Route 120. Le groupe Dubois continuait tranquillement sa traversée de la région. Eric avait fini son inspection après quelques jours et il était déjà parti s'occuper d'un autre groupe. Alors qu'ils avançaient à travers une forêt, Edgar et Nadine étaient plongés dans une discrète discussion.

- C'est intrigant cette histoire de « cas Dubois », dit le brun. Il ne nous en a jamais parlé.
- Maintenant que j'y pense, ajouta sa camarade, ça fait plus d'un mois et demi qu'on est avec le prof mais on ne sait pas grand-chose sur sa vie, son parcours...
- Quand on arrivera à Nénucrique, j'essaierai de faire quelques recherches sur internet.
- Tu penses que tu vas trouver quelque chose ? Monsieur Dubois n'est pas une célébrité...
- Ouais mais ça vaut le coup d'essayer.
- En tout cas quelque chose me dit que ça ne lui plairait pas d'apprendre ça.
- Parle moins fort, il peut nous entendre.
- Oui...

Dubois observait ses deux disciples qui marchaient à quelques pas devant lui et se murmuraient. « Dis donc, ils semblent drôlement complices aujourd'hui... je me demande de quoi ils parlent » pensa-t-il.
Le trio arriva dans une petite clairière, parfait endroit pour faire une pause et prendre un repas. Dubois posa son sac à dos et s'attela à préparer le déjeuner. Nadine posa son sac à son tour et rejoignit son professeur.

- M'sieur, dit Edgar, je vais aller me soulager, je reviens tout de suite.
- Très bien, ne t'éloigne pas trop.
- Ouaip.

Edgar s'éloigna de ses compagnons de voyage et se balada un peu parmi les arbres avant de s'arrêter et ouvrir sa braguette.

- Qu'est-ce que ça fait du bieeeen...

Edgar recourut au Pistolet à O de Frank pour se laver les mains et le rappela juste après.

- C'est très joli ici… et très paisible…

Il continua à marcher en avant, profitant de l'atmosphère revigorante. Soudain Edgar eut l'impression de marcher dans le vide. Et effectivement, son pied plongea dans le néant.

- Hein ?!

Edgar regarda en bas et comprit trop tard : il venait d'arriver à un ravin.
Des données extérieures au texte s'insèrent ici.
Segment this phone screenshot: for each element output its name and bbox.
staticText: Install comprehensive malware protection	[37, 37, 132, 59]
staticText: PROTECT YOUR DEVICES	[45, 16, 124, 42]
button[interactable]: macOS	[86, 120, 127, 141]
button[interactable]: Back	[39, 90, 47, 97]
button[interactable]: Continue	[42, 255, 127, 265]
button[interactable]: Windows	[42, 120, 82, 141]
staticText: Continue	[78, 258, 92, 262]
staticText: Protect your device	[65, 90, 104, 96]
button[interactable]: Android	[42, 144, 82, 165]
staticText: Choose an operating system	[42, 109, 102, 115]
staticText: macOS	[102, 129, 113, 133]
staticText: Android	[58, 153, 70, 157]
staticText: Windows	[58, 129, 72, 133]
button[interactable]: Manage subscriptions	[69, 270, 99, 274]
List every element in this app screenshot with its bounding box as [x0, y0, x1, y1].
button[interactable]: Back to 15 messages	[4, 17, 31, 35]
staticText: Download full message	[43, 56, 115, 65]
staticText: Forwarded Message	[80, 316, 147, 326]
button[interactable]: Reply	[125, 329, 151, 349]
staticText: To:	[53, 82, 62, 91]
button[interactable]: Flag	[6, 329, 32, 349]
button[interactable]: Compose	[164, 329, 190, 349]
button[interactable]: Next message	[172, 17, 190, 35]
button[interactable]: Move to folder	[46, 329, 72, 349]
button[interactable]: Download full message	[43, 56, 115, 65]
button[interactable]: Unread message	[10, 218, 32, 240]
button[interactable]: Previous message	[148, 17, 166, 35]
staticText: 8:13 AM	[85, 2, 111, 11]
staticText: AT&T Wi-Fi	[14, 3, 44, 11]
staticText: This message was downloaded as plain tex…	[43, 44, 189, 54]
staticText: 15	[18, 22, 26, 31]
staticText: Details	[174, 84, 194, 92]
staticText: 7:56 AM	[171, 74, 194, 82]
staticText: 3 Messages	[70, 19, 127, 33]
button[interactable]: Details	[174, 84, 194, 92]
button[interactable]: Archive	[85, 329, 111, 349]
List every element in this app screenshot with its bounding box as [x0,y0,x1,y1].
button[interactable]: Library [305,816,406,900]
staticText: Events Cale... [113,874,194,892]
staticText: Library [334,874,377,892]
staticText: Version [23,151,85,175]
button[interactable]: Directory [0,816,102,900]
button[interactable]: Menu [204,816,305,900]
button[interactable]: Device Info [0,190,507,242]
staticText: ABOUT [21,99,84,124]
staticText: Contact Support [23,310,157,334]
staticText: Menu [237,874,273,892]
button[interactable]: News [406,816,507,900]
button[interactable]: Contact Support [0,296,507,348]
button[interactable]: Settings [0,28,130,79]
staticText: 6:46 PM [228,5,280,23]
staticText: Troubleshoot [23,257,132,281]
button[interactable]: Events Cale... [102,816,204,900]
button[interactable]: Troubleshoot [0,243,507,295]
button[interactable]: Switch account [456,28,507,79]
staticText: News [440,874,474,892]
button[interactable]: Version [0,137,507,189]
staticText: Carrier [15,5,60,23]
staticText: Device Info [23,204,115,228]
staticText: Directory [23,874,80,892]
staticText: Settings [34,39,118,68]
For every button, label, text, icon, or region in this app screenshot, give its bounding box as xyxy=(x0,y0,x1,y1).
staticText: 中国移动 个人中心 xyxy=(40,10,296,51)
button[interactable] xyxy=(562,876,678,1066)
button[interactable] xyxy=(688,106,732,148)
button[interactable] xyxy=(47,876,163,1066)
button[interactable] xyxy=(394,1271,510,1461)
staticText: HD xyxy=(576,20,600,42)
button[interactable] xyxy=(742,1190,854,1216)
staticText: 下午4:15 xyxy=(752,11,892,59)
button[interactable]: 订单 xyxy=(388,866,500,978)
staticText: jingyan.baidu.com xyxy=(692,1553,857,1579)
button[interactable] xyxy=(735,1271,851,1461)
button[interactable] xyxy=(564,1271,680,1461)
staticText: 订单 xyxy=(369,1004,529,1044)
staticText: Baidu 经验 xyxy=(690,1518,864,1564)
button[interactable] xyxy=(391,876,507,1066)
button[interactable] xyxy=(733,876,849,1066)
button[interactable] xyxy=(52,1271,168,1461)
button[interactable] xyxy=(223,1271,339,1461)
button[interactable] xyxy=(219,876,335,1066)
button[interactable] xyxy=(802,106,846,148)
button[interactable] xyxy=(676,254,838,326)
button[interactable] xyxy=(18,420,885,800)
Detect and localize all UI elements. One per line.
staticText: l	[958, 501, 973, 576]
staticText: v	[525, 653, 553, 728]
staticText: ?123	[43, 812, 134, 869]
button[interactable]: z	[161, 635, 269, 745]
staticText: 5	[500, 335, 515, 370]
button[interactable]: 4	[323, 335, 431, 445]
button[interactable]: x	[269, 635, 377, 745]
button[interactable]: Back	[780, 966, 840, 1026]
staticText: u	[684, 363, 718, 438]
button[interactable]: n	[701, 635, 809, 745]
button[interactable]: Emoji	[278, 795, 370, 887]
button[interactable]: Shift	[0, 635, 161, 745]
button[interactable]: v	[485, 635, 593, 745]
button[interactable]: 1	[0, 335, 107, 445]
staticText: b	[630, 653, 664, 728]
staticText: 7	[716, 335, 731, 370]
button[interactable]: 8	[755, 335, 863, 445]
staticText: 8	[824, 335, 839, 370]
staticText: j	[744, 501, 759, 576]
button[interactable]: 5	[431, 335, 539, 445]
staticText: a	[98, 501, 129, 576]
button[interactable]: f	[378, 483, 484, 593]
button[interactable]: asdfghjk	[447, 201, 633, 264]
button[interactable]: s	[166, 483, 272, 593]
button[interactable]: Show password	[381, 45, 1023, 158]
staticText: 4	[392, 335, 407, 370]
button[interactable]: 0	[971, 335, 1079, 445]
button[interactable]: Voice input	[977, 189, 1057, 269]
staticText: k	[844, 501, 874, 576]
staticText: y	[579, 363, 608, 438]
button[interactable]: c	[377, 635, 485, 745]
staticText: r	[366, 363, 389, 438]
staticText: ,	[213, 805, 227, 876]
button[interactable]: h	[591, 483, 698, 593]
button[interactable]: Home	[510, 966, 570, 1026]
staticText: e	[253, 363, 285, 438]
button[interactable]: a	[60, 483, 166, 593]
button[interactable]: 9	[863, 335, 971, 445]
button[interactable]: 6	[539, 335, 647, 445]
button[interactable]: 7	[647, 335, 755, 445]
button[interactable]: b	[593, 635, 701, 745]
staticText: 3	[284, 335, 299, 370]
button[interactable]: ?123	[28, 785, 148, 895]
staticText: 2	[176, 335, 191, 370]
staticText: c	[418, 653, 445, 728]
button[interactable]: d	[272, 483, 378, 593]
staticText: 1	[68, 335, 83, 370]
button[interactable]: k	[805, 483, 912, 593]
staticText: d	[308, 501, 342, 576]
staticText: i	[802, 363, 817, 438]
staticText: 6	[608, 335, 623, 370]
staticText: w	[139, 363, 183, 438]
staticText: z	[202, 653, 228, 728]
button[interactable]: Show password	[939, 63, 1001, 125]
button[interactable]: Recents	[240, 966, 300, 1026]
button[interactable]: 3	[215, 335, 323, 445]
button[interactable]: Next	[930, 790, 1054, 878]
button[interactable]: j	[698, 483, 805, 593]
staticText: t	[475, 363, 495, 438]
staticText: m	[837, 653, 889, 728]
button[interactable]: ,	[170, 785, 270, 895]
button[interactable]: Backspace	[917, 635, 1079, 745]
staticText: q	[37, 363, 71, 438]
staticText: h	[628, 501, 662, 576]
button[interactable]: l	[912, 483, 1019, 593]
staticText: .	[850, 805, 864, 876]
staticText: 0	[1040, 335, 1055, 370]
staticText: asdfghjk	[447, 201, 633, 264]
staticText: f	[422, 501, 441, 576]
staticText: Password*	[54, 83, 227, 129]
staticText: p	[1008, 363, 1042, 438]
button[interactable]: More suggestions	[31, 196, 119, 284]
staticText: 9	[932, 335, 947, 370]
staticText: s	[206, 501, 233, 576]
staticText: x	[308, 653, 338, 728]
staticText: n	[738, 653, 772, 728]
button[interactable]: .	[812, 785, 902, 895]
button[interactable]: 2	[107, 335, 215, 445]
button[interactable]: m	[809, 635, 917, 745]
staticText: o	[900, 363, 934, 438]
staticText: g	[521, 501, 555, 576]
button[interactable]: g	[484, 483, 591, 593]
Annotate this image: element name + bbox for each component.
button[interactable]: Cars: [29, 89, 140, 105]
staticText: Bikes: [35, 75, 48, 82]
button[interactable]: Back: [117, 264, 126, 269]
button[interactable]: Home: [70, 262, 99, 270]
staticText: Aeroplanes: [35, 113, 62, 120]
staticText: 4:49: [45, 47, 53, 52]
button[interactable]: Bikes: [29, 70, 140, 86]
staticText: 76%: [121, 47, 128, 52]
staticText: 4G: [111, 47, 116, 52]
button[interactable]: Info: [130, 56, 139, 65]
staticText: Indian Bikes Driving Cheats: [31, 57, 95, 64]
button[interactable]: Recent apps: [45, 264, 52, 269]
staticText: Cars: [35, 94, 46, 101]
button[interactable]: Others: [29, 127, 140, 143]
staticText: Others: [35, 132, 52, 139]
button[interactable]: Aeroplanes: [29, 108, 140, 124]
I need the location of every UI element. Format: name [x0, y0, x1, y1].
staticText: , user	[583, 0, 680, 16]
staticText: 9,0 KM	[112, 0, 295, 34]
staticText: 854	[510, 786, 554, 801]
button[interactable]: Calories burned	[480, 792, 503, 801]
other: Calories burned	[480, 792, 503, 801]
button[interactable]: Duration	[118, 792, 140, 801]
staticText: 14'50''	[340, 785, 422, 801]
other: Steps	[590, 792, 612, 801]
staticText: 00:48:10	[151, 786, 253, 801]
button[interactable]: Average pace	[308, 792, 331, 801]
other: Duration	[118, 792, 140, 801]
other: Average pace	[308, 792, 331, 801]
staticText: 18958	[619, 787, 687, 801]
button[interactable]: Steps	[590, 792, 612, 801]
S'ensuivit une chute brutale où le jeune homme se couvrit la tête et se roula en boule en espérant réduire les dégâts. Toutefois il ne put s'empêcher de pousser plusieurs cris de choc et de douleur. Heureusement pour lui, la pente n'était pas très profonde et il atteignit le sol en peu de temps.
Quel idiot, se dit-il. Subjugué par la nature, il regardait à gauche et à droite et ne faisait donc plus attention à l'endroit où il mettait les pieds. Edgar se releva lentement et s'examina. Il essuya les feuilles et bouts de terreau sur ses vêtements puis se tâta le visage et y découvrit quelques égratignures. De plus il avait mal au bras dos et au bras gauche, mais apparemment rien de grave. Pour lui, le pire était que sa chère veste en cuir marron avait essuyé quelques coupures.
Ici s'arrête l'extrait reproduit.